Beijing has implemented a new campaign against the spread of "Western values" at universities and sent inspectors to monitor teachers for "improper" remarks in class, Reuters reports. At the National People's Congress (NPC) news conference, Education Minister Chen Baosheng said that more than 200 "experts in political education" had been sent into more than 2500 higher education establishments and monitored more than 3000 classes. To assess the efficacy of political education classes, 30,000 students filled out "questionnaires" which more than 91 percent said they found "edifying." "In some schools' getting into political education classes is like getting a train ticket during Spring Festival," Chen said, referring to the Lunar New Year holiday when millions pack trains, planes and cars to get home.

[EDITOR'S NOTE: Chen comments are in stark contrast to those he made on the sidelines of last year’s NPC, when he said that political education at universities was outdated, and that students in such courses were often there in body but not spirit.]
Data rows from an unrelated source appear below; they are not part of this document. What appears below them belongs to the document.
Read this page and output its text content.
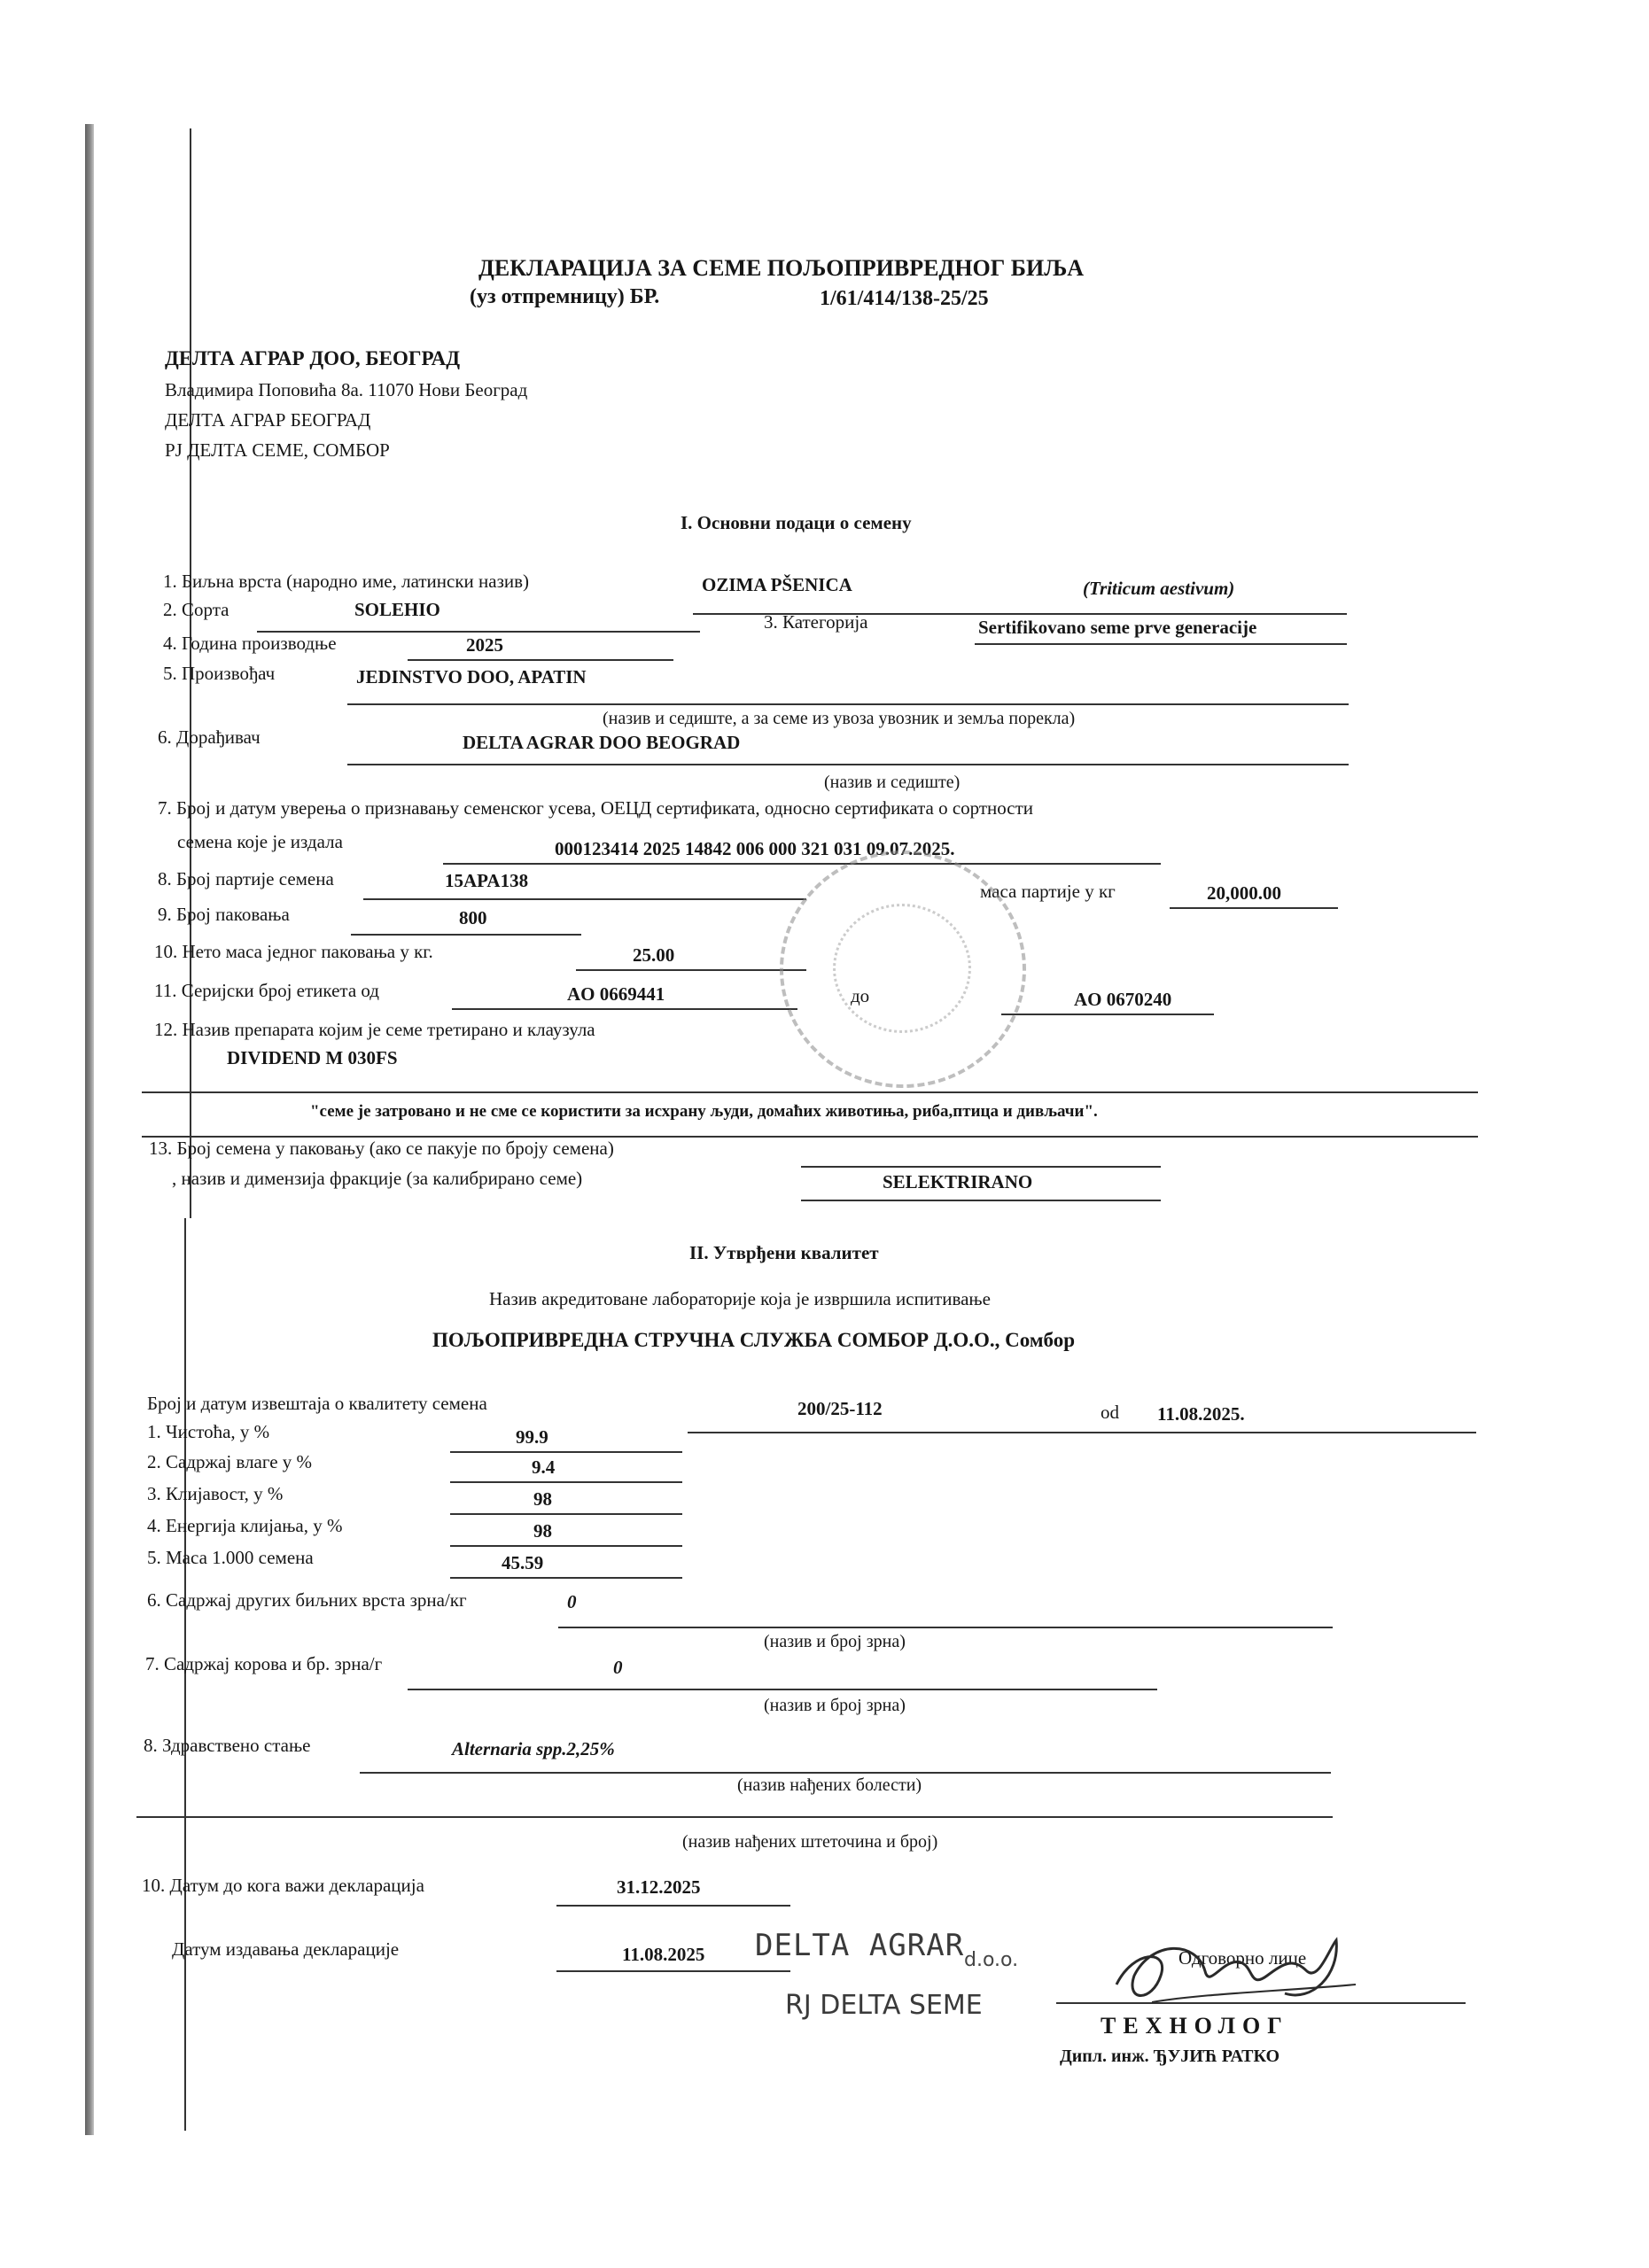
ДЕКЛАРАЦИЈА ЗА СЕМЕ ПОЉОПРИВРЕДНОГ БИЉА
(уз отпремницу) БР.	1/61/414/138-25/25
ДЕЛТА АГРАР ДОО, БЕОГРАД
Владимира Поповића 8а. 11070 Нови Београд
ДЕЛТА АГРАР БЕОГРАД
РЈ ДЕЛТА СЕМЕ, СОМБОР
I. Основни подаци о семену
1. Биљна врста (народно име, латински назив)	OZIMA PŠENICA	(Triticum aestivum)
2. Сорта	SOLEHIO
3. Категорија	Sertifikovano seme prve generacije
4. Година производње	2025
5. Произвођач	JEDINSTVO DOO, APATIN
(назив и седиште, а за семе из увоза увозник и земља порекла)
6. Дорађивач	DELTA AGRAR DOO BEOGRAD
(назив и седиште)
7. Број и датум уверења о признавању семенског усева, ОЕЦД сертификата, односно сертификата о сортности
семена које је издала	000123414 2025 14842 006 000 321 031 09.07.2025.
8. Број партије семена	15APA138	маса партије у кг	20,000.00
9. Број паковања	800
10. Нето маса једног паковања у кг.	25.00
11. Серијски број етикета од	AO 0669441	до	AO 0670240
12. Назив препарата којим је семе третирано и клаузула
DIVIDEND M 030FS
"семе је затровано и не сме се користити за исхрану људи, домаћих животиња, риба,птица и дивљачи".
13. Број семена у паковању (ако се пакује по броју семена)
, назив и димензија фракције (за калибрирано семе)	SELEKTRIRANO
II. Утврђени квалитет
Назив акредитоване лабораторије која је извршила испитивање
ПОЉОПРИВРЕДНА СТРУЧНА СЛУЖБА СОМБОР Д.О.О., Сомбор
Број и датум извештаја о квалитету семена	200/25-112	od 11.08.2025.
1. Чистоћа, у %	99.9
2. Садржај влаге у %	9.4
3. Клијавост, у %	98
4. Енергија клијања, у %	98
5. Маса 1.000 семена	45.59
6. Садржај других биљних врста зрна/кг	0
(назив и број зрна)
7. Садржај корова и бр. зрна/г	0
(назив и број зрна)
8. Здравствено стање	Alternaria spp.2,25%
(назив нађених болести)
(назив нађених штеточина и број)
10. Датум до кога важи декларација	31.12.2025
Датум издавања декларације	11.08.2025 DELTA AGRAR d.o.o.
RJ DELTA SEME
Одговорно лице
ТЕХНОЛОГ
Дипл. инж. ЂУЈИЋ РАТКО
Beginning May 1st, China will use its new social credit system to stop people from boarding flights and trains, according to two statements issued on the National Development and Reform Commission’s website on March 2nd. One of the notices was signed by eight ministries, including China's aviation regulator and the Supreme People’s Court. Those on the restricted list include people who have caused trouble, used expired tickets, or smoked on flights or trains, and people that have "spread false information" or "committed financial wrongdoings." In early 2017, the country's Supreme People's Court said that 6.15 million people had been banned from taking flights for social misdeeds, Reuters reports.

March 20:

Wang Shumao, the deputy head of China's maritime militia in Tanmen, Hainan and a NPC deputy, said China should send more missions to safeguard territorial sovereignty and interests in the South China Sea, according to China Military. Wang said the Tanmen militia, a.k.a. the "marine rights protection vanguard," is made up of 128 local fishermen with 12 ships equipped with GPS and BeiDou navigation systems. They regularly drive away intruding foreign vessels, provide intelligence to the PLA via satellite phone, and have rescued hundreds of fishermen. Established in 1985, the Tanmen militia trains around 60 days per year in maritime rescue, first-aid, and intercepting vessels, as well as conducting a month of regular offshore training and nine days of live-fire drills. In 2013, a maritime militia was also established in Sansha and in 2016 it was expanded from 215 to over 600 members.

March 21:

Beijing should punish U.S. officials who visit Taiwan under the new U.S.-Taiwan Travel Act by denying them entry to China and voting against U.S. resolutions at the UN, the official Global Times reports. Alex Wong, U.S. deputy assistant secretary of State for East Asian and Pacific Affairs, was the first U.S. official to visit Taipei after passage of the act."[Wong's] visit to Taiwan has symbolic implications. Taiwan may even view it as a breakthrough. There have been other visits by U.S. officials to Taiwan in the past. Some were off the record and some took place when cross-Straits relations were better, and Beijing preferred not to embarrass the sitting leader. With Tsai in office, the mainland's patience with official exchanges between the U.S. and Taiwan is particularly thin," said Zhang Wensheng of Xiamen University. "If Washington allows Tsai to visit the U.S. or allows the defense ministers from both sides to meet in person, current Sino-U.S. relations would be disrupted and another Taiwan Straits crisis may be triggered," according to Fudan University's Xin Qiang. Last week, Kaohsiung Mayor Chen Chu spoke in Washington, DC.